The Holzman archaeological site, located along Shaw Creek in interior Alaska, contained two mammoth ivory rods, of which one is bi-beveled, within a stratigraphically sealed cultural context. Dated 13,600–13,300 cal BP, these are the earliest known examples of osseous rod technology in the Americas. Beveled ivory, antler, and bone rods and points share technological similarities between Upper Paleolithic Europe, Asia, eastern Beringia, and the Clovis tradition of North America and are important tool types in understanding the late Pleistocene dispersal of modern humans. The Holzman finds are comparable to well-known Clovis tradition artifacts from Anzick (Montana), Blackwater Draw (New Mexico), East Wenatchee (Washington), and Sherman Cave (Ohio). We describe these tools in the broader context of late Pleistocene osseous technology with implications for acquisition and use of mammoth ivory in eastern Beringia and beyond.

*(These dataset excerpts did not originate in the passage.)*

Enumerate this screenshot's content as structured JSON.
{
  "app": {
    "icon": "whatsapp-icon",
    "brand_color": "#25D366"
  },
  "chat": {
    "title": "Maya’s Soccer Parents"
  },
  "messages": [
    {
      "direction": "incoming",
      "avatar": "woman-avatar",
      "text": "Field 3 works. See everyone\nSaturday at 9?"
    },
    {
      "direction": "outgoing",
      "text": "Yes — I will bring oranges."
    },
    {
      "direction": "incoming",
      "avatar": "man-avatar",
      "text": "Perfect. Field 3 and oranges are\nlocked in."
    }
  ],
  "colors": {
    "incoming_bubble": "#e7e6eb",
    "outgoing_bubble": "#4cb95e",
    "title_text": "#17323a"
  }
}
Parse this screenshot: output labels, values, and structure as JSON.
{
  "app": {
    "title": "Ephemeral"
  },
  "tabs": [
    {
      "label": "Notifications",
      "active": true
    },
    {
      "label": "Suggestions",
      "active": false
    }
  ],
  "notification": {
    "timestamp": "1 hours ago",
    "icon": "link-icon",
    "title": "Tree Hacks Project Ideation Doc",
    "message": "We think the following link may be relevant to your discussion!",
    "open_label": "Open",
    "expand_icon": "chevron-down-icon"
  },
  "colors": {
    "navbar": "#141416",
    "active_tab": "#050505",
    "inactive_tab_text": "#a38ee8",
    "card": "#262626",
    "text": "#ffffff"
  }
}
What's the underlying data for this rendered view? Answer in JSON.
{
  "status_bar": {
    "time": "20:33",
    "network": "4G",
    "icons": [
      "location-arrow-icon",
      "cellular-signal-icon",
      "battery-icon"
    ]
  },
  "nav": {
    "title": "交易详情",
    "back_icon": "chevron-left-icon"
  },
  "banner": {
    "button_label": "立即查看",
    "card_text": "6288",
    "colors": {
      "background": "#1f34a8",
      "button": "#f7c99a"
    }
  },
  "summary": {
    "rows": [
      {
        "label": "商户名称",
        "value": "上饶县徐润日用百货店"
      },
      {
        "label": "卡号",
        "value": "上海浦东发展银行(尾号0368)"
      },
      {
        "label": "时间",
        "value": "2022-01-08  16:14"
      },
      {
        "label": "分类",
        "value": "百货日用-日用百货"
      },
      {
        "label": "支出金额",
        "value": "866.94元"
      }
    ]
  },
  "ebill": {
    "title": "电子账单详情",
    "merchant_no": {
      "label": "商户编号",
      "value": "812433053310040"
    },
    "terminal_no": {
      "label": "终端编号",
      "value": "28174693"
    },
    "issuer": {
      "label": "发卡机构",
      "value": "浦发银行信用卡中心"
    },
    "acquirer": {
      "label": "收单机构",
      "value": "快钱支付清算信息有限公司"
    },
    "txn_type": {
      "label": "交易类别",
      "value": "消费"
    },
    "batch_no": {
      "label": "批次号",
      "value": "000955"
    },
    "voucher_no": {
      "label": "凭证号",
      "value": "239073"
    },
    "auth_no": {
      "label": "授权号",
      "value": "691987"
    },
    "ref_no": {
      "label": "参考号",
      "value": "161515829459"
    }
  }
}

El sitio arqueológico de Holzman, ubicado a lo largo de Shaw Creek en el interior de Alaska, contenía dos varillas de marfil de mamut, de las cuales una es bi-biselada, dentro de un contexto cultural estratigráficamente sellado. Fechado en 13.600-13.300 cal aP, estos son los primeros ejemplos conocidos de tecnología de varillas óseas en las Américas. Las varillas y puntas biseladas de marfil, cornamenta y hueso comparten similitudes tecnológicas entre el Paleolítico Superior de Europa, Asia, Beringia oriental, y la tradición Clovis de América del Norte, y son tipos de herramientas importantes en la comprensión de la dispersión del Pleistoceno tardío de los seres humanos modernos. Los hallazgos de Holzman son comparables a los conocidos artefactos de la tradición Clovis de Anzick (Montana), Blackwater Draw (Nuevo México), East Wenatchee (Washington), y Sherman Cave (Ohio). Describimos estas herramientas en el contexto más amplio de la tecnología ósea del Pleistoceno tardío con implicaciones para la adquisición y el uso de marfil de mamut en el este de Beringia y más allá.